11-16-2025, 08:45 PM
Vor der Mitgliederversammlung des VfL Bochum ziehen die Vorstände Luthe, Villis und Grönemeyer im Exklusiv-Interview Bilanz und erklären umstrittene Maßnahmen.
Der Wahlkampf war heftig im Sommer, nach dem sich das „Team Zukunft“ beim VfL Bochum mit vielen neuen Kräften gegen das Team „Wir für den VfL“ durchsetzte. Dem Abstieg folgte ein vereinshistorischer Fehlstart in der 2. Liga. Der Klub trennte sich von vielen Spitzenkräften wie Trainer Dieter Hecking und Geschäftsführer Dirk Dufner. Seit Oktober geht es unter Coach Uwe Rösler, der vier Siege in fünf Pflichtspielen holte, wieder bergauf. Der VfL ist nun Tabellendreizehnter mit 13 Punkten.

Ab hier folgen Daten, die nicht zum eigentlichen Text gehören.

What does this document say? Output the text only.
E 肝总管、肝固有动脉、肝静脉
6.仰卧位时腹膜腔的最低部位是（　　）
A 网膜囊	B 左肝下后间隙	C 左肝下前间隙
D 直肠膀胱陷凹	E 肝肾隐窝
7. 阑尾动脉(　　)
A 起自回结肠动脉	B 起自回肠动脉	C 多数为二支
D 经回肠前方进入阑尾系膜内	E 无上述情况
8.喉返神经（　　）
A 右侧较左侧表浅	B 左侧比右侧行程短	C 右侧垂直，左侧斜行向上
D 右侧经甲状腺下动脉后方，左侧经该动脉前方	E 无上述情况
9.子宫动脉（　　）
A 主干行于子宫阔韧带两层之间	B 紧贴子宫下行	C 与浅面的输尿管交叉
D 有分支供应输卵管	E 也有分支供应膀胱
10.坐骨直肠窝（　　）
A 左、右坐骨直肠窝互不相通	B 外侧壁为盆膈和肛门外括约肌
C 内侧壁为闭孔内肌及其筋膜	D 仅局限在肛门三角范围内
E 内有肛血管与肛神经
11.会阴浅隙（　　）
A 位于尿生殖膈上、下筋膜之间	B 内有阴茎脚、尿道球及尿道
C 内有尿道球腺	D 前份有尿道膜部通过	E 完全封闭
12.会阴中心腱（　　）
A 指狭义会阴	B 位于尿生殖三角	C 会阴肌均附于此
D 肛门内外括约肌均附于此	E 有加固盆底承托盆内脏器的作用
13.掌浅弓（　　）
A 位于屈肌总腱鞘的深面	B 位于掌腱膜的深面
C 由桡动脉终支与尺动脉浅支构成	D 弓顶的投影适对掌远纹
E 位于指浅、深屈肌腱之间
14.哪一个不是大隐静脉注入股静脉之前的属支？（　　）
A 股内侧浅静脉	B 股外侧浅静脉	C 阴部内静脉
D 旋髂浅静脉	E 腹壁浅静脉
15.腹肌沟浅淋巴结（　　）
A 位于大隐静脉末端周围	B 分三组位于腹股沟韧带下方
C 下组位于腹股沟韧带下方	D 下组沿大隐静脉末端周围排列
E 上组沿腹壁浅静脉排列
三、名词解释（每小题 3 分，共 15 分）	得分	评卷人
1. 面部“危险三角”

Am Dienstag steigt die Mitgliederversammlung des VfL (19 Uhr, RuhrCongress, WAZ-Liveticker). Der Vorstandsvorsitzende Andreas Luthe (38) und seine Stellvertreter Hans-Peter Villis (67) und Till Grönemeyer (46) bilden den Vorstand des Vereins. Mit Villis an der Spitze führen sie zudem den neunköpfigen Aufsichtsrat der seit 2018 ausgegliederten Profiabteilung (KGaA) an, der bei allen wesentlichen Maßnahmen entscheidend ist.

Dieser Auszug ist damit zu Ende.